Conséquences de l'inflation, les prix des forfaits ont augmenté, tout comme ceux de l'ensemble de la chaîne. Mais Caroline Leboucher (Atout France), y voit également des facteurs plus structurels :

« La réglementation, avec la Zéro artificialisation nette des sols, cumulée à la hausse des coûts des salaires, des énergies, font naturellement que les coûts des tarifs et des prestations touristiques augmentent. Quand vous avez un espace limité et contraint, vous allez chercher naturellement à maximiser votre profit, c'est normal. Nous avons besoin de nouveaux modèles économiques pour diversifier cette offre, mais c'est difficile pour une hôtellerie 2 étoiles, 3 étoiles, familiale, d'avoir une rentabilité suffisante pour la pérenniser. Il faut vraiment travailler avec les modèles économiques. »

En effet, comment adapter l'offre à une demande au budget resserré ? Selon Dominique Kreziak, chercheuse en marketing de l'environnement et du tourisme, associée à l'IAE Savoie Mont-Blanc, « la prémiumisation, on la constate surtout au niveau de l'offre.

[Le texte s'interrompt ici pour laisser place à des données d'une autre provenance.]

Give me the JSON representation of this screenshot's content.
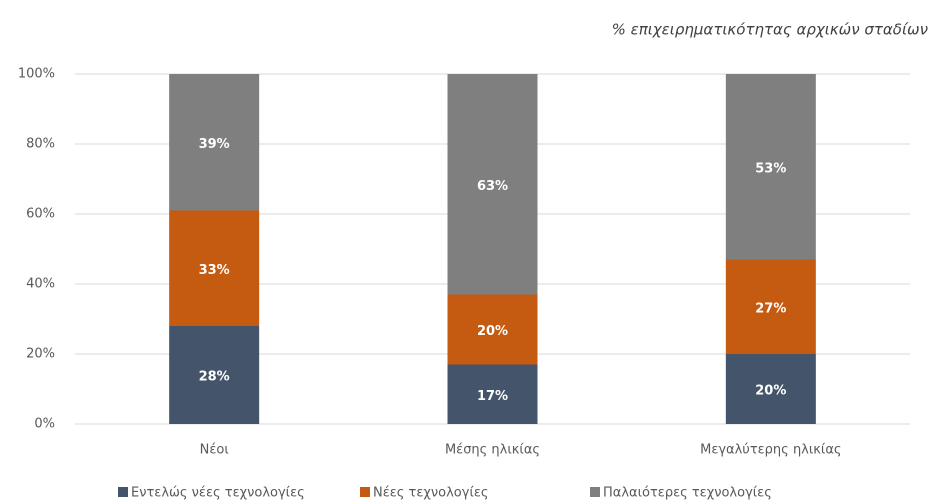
{
  "chart_data": {
    "type": "stacked_bar",
    "title": "% επιχειρηματικότητας αρχικών σταδίων",
    "categories": [
      "Νέοι",
      "Μέσης ηλικίας",
      "Μεγαλύτερης ηλικίας"
    ],
    "series": [
      {
        "name": "Εντελώς νέες τεχνολογίες",
        "color": "#44546a",
        "values": [
          28,
          17,
          20
        ],
        "value_labels": [
          "28%",
          "17%",
          "20%"
        ]
      },
      {
        "name": "Νέες τεχνολογίες",
        "color": "#c55a11",
        "values": [
          33,
          20,
          27
        ],
        "value_labels": [
          "33%",
          "20%",
          "27%"
        ]
      },
      {
        "name": "Παλαιότερες τεχνολογίες",
        "color": "#7f7f7f",
        "values": [
          39,
          63,
          53
        ],
        "value_labels": [
          "39%",
          "63%",
          "53%"
        ]
      }
    ],
    "ylim": [
      0,
      100
    ],
    "yticks": [
      {
        "value": 0,
        "label": "0%"
      },
      {
        "value": 20,
        "label": "20%"
      },
      {
        "value": 40,
        "label": "40%"
      },
      {
        "value": 60,
        "label": "60%"
      },
      {
        "value": 80,
        "label": "80%"
      },
      {
        "value": 100,
        "label": "100%"
      }
    ],
    "grid": true,
    "legend": "bottom"
  }
}
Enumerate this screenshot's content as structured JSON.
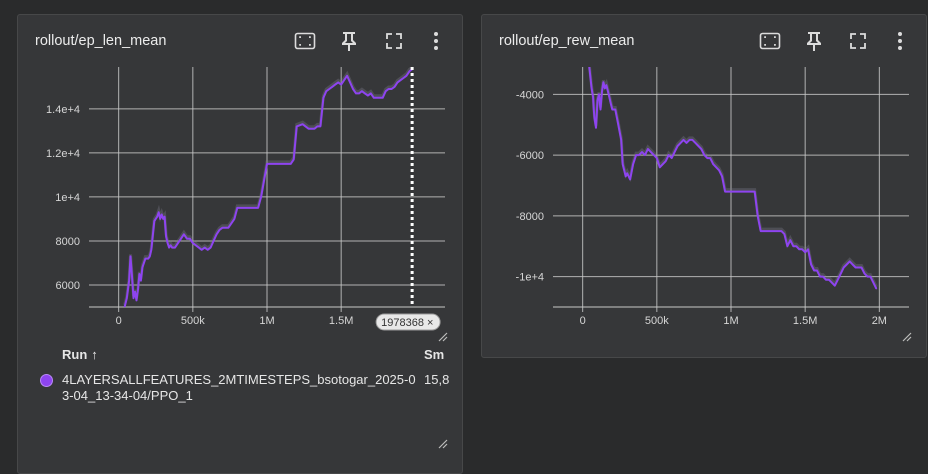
{
  "cards": [
    {
      "title": "rollout/ep_len_mean",
      "hover_label": "1978368",
      "hover_close": "×"
    },
    {
      "title": "rollout/ep_rew_mean"
    }
  ],
  "legend": {
    "run_header": "Run",
    "sort_indicator": "↑",
    "smoothed_header": "Sm",
    "run_name": "4LAYERSALLFEATURES_2MTIMESTEPS_bsotogar_2025-03-04_13-34-04/PPO_1",
    "smoothed_value": "15,8",
    "run_color": "#8e44f0"
  },
  "toolbar_icons": [
    "fit-domain-icon",
    "pin-icon",
    "fullscreen-icon",
    "more-vert-icon"
  ],
  "colors": {
    "line": "#8e44f0",
    "raw_line": "#7a7a8a",
    "grid": "#c8c8c8",
    "background": "#363739"
  },
  "chart_data": [
    {
      "type": "line",
      "title": "rollout/ep_len_mean",
      "x_ticks": [
        "0",
        "500k",
        "1M",
        "1.5M"
      ],
      "x_tick_values": [
        0,
        500000,
        1000000,
        1500000
      ],
      "y_ticks": [
        "6000",
        "8000",
        "1e+4",
        "1.2e+4",
        "1.4e+4"
      ],
      "y_tick_values": [
        6000,
        8000,
        10000,
        12000,
        14000
      ],
      "xlim": [
        -200000,
        2200000
      ],
      "ylim": [
        5000,
        15900
      ],
      "grid": true,
      "hover_x": 1978368,
      "series": [
        {
          "x": [
            40000,
            55000,
            70000,
            80000,
            90000,
            100000,
            110000,
            120000,
            130000,
            140000,
            150000,
            160000,
            170000,
            180000,
            190000,
            200000,
            210000,
            220000,
            240000,
            260000,
            270000,
            280000,
            290000,
            300000,
            310000,
            320000,
            330000,
            340000,
            350000,
            360000,
            380000,
            400000,
            420000,
            440000,
            460000,
            480000,
            500000,
            520000,
            540000,
            560000,
            580000,
            600000,
            620000,
            640000,
            660000,
            680000,
            700000,
            720000,
            740000,
            760000,
            780000,
            800000,
            820000,
            860000,
            900000,
            940000,
            960000,
            1000000,
            1040000,
            1080000,
            1120000,
            1160000,
            1180000,
            1200000,
            1240000,
            1280000,
            1320000,
            1340000,
            1360000,
            1380000,
            1400000,
            1420000,
            1440000,
            1460000,
            1480000,
            1500000,
            1520000,
            1540000,
            1560000,
            1580000,
            1600000,
            1620000,
            1640000,
            1660000,
            1680000,
            1700000,
            1720000,
            1740000,
            1760000,
            1780000,
            1800000,
            1820000,
            1840000,
            1860000,
            1880000,
            1900000,
            1920000,
            1940000,
            1960000,
            1978368
          ],
          "y": [
            5000,
            5400,
            6200,
            7300,
            6400,
            5400,
            5700,
            5300,
            5800,
            6500,
            6200,
            6800,
            7000,
            7200,
            7200,
            7200,
            7300,
            7600,
            8900,
            9100,
            9300,
            9000,
            9200,
            9000,
            9100,
            8200,
            7900,
            7700,
            7800,
            7700,
            7700,
            7900,
            8100,
            8300,
            8100,
            8100,
            7900,
            7800,
            7700,
            7600,
            7700,
            7600,
            7700,
            8000,
            8300,
            8500,
            8600,
            8600,
            8600,
            8800,
            9000,
            9500,
            9500,
            9500,
            9500,
            9500,
            10000,
            11500,
            11500,
            11500,
            11500,
            11500,
            11700,
            13200,
            13300,
            13100,
            13100,
            13200,
            13200,
            14500,
            14800,
            14900,
            15000,
            15100,
            15200,
            15100,
            15300,
            15500,
            15200,
            14900,
            14700,
            14700,
            14800,
            14700,
            14600,
            14700,
            14500,
            14500,
            14500,
            14500,
            14800,
            14900,
            14900,
            15000,
            15200,
            15300,
            15400,
            15500,
            15700,
            15800
          ]
        }
      ]
    },
    {
      "type": "line",
      "title": "rollout/ep_rew_mean",
      "x_ticks": [
        "0",
        "500k",
        "1M",
        "1.5M",
        "2M"
      ],
      "x_tick_values": [
        0,
        500000,
        1000000,
        1500000,
        2000000
      ],
      "y_ticks": [
        "-4000",
        "-6000",
        "-8000",
        "-1e+4"
      ],
      "y_tick_values": [
        -4000,
        -6000,
        -8000,
        -10000
      ],
      "xlim": [
        -200000,
        2200000
      ],
      "ylim": [
        -11000,
        -3100
      ],
      "grid": true,
      "series": [
        {
          "x": [
            45000,
            60000,
            70000,
            75000,
            80000,
            90000,
            100000,
            110000,
            120000,
            130000,
            140000,
            150000,
            160000,
            170000,
            180000,
            190000,
            200000,
            220000,
            240000,
            260000,
            270000,
            280000,
            290000,
            300000,
            320000,
            340000,
            360000,
            380000,
            400000,
            420000,
            440000,
            460000,
            480000,
            500000,
            520000,
            540000,
            560000,
            580000,
            600000,
            620000,
            640000,
            660000,
            680000,
            700000,
            720000,
            740000,
            760000,
            780000,
            800000,
            820000,
            840000,
            860000,
            880000,
            900000,
            920000,
            940000,
            960000,
            1000000,
            1040000,
            1080000,
            1120000,
            1160000,
            1180000,
            1200000,
            1240000,
            1280000,
            1320000,
            1340000,
            1360000,
            1380000,
            1400000,
            1420000,
            1440000,
            1460000,
            1480000,
            1500000,
            1520000,
            1540000,
            1560000,
            1580000,
            1600000,
            1620000,
            1640000,
            1660000,
            1680000,
            1700000,
            1720000,
            1740000,
            1760000,
            1780000,
            1800000,
            1820000,
            1840000,
            1860000,
            1880000,
            1900000,
            1920000,
            1940000,
            1960000,
            1980000
          ],
          "y": [
            -3100,
            -3800,
            -4100,
            -4500,
            -4800,
            -5100,
            -4200,
            -4000,
            -4500,
            -3900,
            -3600,
            -3800,
            -3700,
            -3900,
            -4100,
            -4300,
            -4500,
            -4500,
            -5000,
            -5500,
            -6300,
            -6500,
            -6700,
            -6600,
            -6800,
            -6300,
            -6000,
            -6000,
            -5900,
            -6000,
            -5800,
            -5900,
            -6000,
            -6100,
            -6400,
            -6300,
            -6200,
            -6000,
            -6100,
            -5900,
            -5700,
            -5600,
            -5500,
            -5600,
            -5500,
            -5500,
            -5600,
            -5700,
            -5800,
            -6000,
            -6100,
            -6100,
            -6300,
            -6400,
            -6500,
            -6700,
            -7200,
            -7200,
            -7200,
            -7200,
            -7200,
            -7200,
            -8000,
            -8500,
            -8500,
            -8500,
            -8500,
            -8500,
            -8600,
            -9000,
            -8800,
            -9000,
            -9000,
            -9100,
            -9100,
            -9200,
            -9100,
            -9600,
            -9800,
            -9800,
            -10000,
            -10000,
            -10100,
            -10100,
            -10200,
            -10300,
            -10100,
            -9900,
            -9700,
            -9600,
            -9500,
            -9600,
            -9700,
            -9700,
            -9700,
            -9900,
            -10000,
            -10000,
            -10200,
            -10400
          ]
        }
      ]
    }
  ]
}
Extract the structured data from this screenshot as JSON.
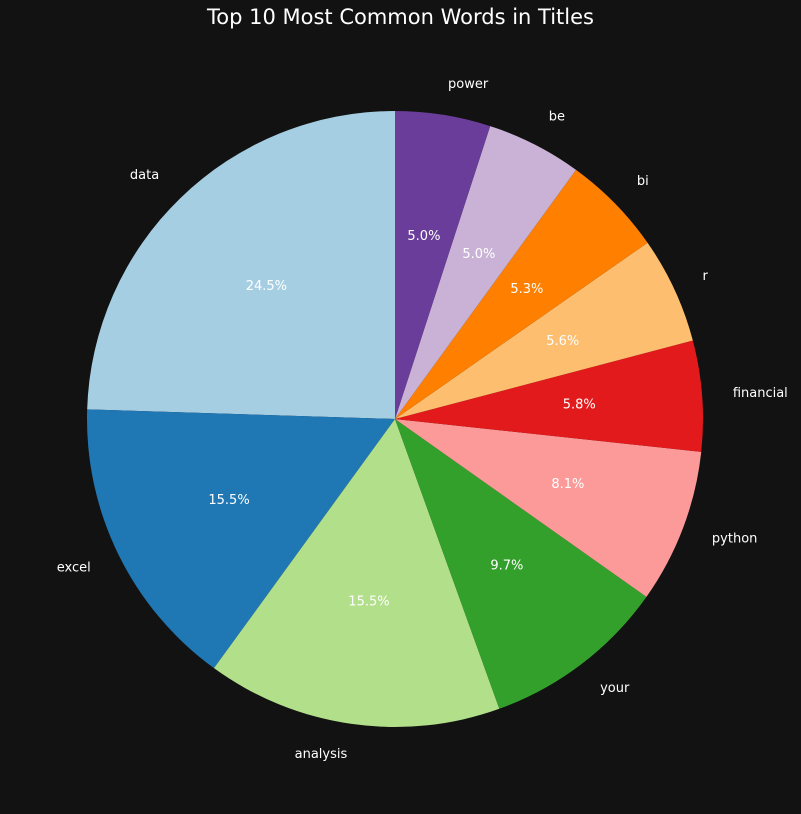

« Il y a peut-être l'idée d'un certain dogme autour de la montée en gamme, comme seule voie possible pour la montagne. Il est facile de regretter le manque de renouvellement de la clientèle, mais de nombreux hébergements cherchent à monter en gamme. Pour autant, il y a d'autres marchés, d'autres types d'expérience, qui peuvent constituer des expériences très signifiantes et d'autres formes de luxe. »

Face aux problématiques de promotion et de communication, Atout France dit vouloir favoriser une image de marque plus « accessible » : la nature, comme la santé, font d'ailleurs partie des sujets positifs qui ressortent des enquêtes réalisées sur la montagne française en tant que destination touristique. « Nous avons investi 5,3 millions d'euros l'année dernière, pour tous les massifs, ajoute Caroline Leboucher. Nous avons notamment mobilisé des actions collectives de promotion en France et à l'international. Nous travaillons aussi sur la data et l'offre, avec la délégation montagne à Chambéry, mais aussi sur la rénovation énergétique des logements avec « France Tourisme Ingénierie », pour un budget de 2,5 millions d'euros ». Le vaste sujet du « tourisme durable », dont les stations disent avoir conscience et même s'emparer (à travers la question des lits froids, des transports ou des déchets), sont autant d'autres enjeux à penser pour répondre à l'épineuse équation entre changement climatique et transition des activités socio-économiques.